Published in final edited form as: Exp Hematol. 2017 Oct 12;57:50–59.e6. doi: 10.1016/j.exphem.2017.09.012

Figure 5. Effects of vildagliptin alone or in combination with imatinib or nilotinib on engraftment of CD34+ CML cells in NSG mice.

Figure 5

(A,B) Purified CD34+ cells obtained from the BM of three CML patients (patients #1, #2, and #3) were injected intravenously into irradiated NSG mice (n = 4–5 mice per group).

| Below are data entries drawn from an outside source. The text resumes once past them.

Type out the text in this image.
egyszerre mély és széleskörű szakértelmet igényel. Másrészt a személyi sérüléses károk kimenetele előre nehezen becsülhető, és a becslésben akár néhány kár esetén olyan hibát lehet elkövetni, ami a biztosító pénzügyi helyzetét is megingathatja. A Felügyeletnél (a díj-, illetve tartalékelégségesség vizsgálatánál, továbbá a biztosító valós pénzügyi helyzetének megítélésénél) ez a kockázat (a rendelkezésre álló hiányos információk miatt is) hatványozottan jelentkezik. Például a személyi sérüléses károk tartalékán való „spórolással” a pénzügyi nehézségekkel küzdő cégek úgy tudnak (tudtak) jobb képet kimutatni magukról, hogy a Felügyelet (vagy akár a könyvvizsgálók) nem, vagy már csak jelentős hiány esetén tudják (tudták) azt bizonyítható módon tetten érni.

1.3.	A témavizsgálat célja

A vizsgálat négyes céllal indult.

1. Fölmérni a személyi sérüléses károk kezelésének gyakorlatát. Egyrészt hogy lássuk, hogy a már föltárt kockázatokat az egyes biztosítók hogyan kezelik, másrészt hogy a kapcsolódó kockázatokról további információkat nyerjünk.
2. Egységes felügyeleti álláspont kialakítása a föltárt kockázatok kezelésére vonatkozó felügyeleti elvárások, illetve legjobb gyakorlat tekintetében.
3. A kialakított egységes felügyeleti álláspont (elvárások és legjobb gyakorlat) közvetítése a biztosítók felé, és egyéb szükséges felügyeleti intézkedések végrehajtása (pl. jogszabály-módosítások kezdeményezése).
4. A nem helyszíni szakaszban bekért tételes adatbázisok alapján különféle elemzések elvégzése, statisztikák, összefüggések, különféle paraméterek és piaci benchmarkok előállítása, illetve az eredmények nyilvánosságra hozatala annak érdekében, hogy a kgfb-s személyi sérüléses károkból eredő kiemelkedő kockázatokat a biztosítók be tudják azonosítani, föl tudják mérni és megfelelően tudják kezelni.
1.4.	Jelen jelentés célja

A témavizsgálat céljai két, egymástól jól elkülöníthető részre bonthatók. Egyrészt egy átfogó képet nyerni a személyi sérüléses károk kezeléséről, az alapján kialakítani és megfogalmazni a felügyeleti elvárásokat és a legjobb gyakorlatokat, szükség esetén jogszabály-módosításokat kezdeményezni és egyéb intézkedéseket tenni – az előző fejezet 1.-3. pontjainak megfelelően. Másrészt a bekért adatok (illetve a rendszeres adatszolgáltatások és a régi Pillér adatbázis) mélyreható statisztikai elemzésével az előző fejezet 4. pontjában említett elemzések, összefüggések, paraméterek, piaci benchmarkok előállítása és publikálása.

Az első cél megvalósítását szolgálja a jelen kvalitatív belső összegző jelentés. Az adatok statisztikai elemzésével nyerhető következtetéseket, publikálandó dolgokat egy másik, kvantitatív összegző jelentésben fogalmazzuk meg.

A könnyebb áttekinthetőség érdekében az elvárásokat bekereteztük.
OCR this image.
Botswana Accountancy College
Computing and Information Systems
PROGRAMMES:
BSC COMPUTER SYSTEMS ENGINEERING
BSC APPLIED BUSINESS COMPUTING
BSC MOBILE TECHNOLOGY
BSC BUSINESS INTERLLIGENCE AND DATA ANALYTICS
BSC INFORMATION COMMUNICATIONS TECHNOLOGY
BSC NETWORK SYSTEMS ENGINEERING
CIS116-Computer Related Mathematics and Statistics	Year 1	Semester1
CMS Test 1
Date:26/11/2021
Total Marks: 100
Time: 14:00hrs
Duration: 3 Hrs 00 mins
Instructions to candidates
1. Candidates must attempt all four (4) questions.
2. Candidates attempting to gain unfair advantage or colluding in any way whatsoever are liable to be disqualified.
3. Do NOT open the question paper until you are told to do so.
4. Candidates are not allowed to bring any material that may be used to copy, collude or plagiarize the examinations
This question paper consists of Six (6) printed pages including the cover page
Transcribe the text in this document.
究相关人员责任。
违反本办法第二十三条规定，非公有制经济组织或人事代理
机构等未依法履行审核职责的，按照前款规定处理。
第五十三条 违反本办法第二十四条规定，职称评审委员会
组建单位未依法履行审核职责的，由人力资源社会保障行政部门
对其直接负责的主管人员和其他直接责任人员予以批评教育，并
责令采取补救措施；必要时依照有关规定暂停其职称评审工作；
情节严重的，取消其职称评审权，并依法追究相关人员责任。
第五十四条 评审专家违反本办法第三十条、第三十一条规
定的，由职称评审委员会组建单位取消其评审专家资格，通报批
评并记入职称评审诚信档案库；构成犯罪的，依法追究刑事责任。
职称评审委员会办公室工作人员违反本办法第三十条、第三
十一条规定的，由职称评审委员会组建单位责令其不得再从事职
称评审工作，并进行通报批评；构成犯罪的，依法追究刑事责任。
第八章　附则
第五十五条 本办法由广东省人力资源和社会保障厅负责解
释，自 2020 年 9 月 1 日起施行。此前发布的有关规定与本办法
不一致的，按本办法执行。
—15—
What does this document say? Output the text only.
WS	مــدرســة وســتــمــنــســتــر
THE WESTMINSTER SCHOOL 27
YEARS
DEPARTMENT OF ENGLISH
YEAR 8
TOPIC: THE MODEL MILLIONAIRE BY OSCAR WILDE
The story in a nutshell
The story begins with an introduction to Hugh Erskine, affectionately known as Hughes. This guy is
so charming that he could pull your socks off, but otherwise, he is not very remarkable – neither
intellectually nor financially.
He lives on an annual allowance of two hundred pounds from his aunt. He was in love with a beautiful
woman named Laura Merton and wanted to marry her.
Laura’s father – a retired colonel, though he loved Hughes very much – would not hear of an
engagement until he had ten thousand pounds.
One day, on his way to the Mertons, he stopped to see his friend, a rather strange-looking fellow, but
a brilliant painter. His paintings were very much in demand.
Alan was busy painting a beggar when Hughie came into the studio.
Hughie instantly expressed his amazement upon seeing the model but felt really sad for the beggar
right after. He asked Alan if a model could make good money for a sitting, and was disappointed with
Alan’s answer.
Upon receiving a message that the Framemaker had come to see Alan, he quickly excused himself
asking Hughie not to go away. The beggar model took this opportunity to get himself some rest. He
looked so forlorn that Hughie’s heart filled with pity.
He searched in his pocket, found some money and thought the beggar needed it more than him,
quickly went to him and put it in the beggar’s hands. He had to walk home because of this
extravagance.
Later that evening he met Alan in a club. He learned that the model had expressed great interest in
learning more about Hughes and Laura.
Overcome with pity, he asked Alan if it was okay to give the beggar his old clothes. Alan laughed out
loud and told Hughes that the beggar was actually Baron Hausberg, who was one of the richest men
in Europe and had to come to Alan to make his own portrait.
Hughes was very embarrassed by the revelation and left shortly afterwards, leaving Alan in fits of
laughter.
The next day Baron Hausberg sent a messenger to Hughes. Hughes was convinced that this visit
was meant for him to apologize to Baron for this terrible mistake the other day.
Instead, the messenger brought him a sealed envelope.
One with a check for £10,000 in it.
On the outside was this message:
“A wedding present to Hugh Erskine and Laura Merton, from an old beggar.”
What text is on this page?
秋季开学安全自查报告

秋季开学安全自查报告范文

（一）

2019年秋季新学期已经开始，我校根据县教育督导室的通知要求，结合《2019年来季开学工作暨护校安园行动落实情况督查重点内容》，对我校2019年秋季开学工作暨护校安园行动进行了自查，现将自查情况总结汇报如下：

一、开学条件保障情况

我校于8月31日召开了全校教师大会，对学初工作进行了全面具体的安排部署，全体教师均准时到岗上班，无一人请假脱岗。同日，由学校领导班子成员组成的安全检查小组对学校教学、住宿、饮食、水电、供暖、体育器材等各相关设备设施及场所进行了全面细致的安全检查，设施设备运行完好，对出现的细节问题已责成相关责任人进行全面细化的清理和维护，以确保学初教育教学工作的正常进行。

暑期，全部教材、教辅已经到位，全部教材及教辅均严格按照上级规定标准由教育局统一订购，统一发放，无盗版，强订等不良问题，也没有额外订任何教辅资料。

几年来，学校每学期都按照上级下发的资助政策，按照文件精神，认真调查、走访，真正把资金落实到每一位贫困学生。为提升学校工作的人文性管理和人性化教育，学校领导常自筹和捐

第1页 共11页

Mice were treated with solvent control, vildagliptin alone, imatinib alone, or a combination of imatinib and vildagliptin (left panels) or solvent control, vildagliptin alone, nilotinib alone, or a combination of vildagliptin and nilotinib (right panels). After 26 weeks, mice were sacrificed and BM cells were analyzed for the presence of engrafted viable (TO-PRO3-negative) CD45+/CD33+ CML cells by flow cytometry. In (A), results are expressed as a percentage of CD45+/CD33+ human cells (of all viable BM cells) and represent the mean ± SD of all mice per group. In (B), results from all mice in all corresponding groups relative to control (all three independent experiments) are shown. (C) Formalin-fixed and paraffin-embedded BM sections obtained from NSG mice (pelvic samples from NSG experiment with patient #2) receiving vildagliptin, imatinib, or vildagliptin + imatinib (left panel) or vildagliptin, nilotinib, or vildagliptin + nilotinib (right panel) were stained with a human CD45 antibody. Human CD45+ cells were counted under an inverted microscope (Olympus, Tokyo, Japan). Results show the percentage of human engrafted CD45+ cells (of all BM cells) counted by microscopy and represent the mean ± SD from all mice per group.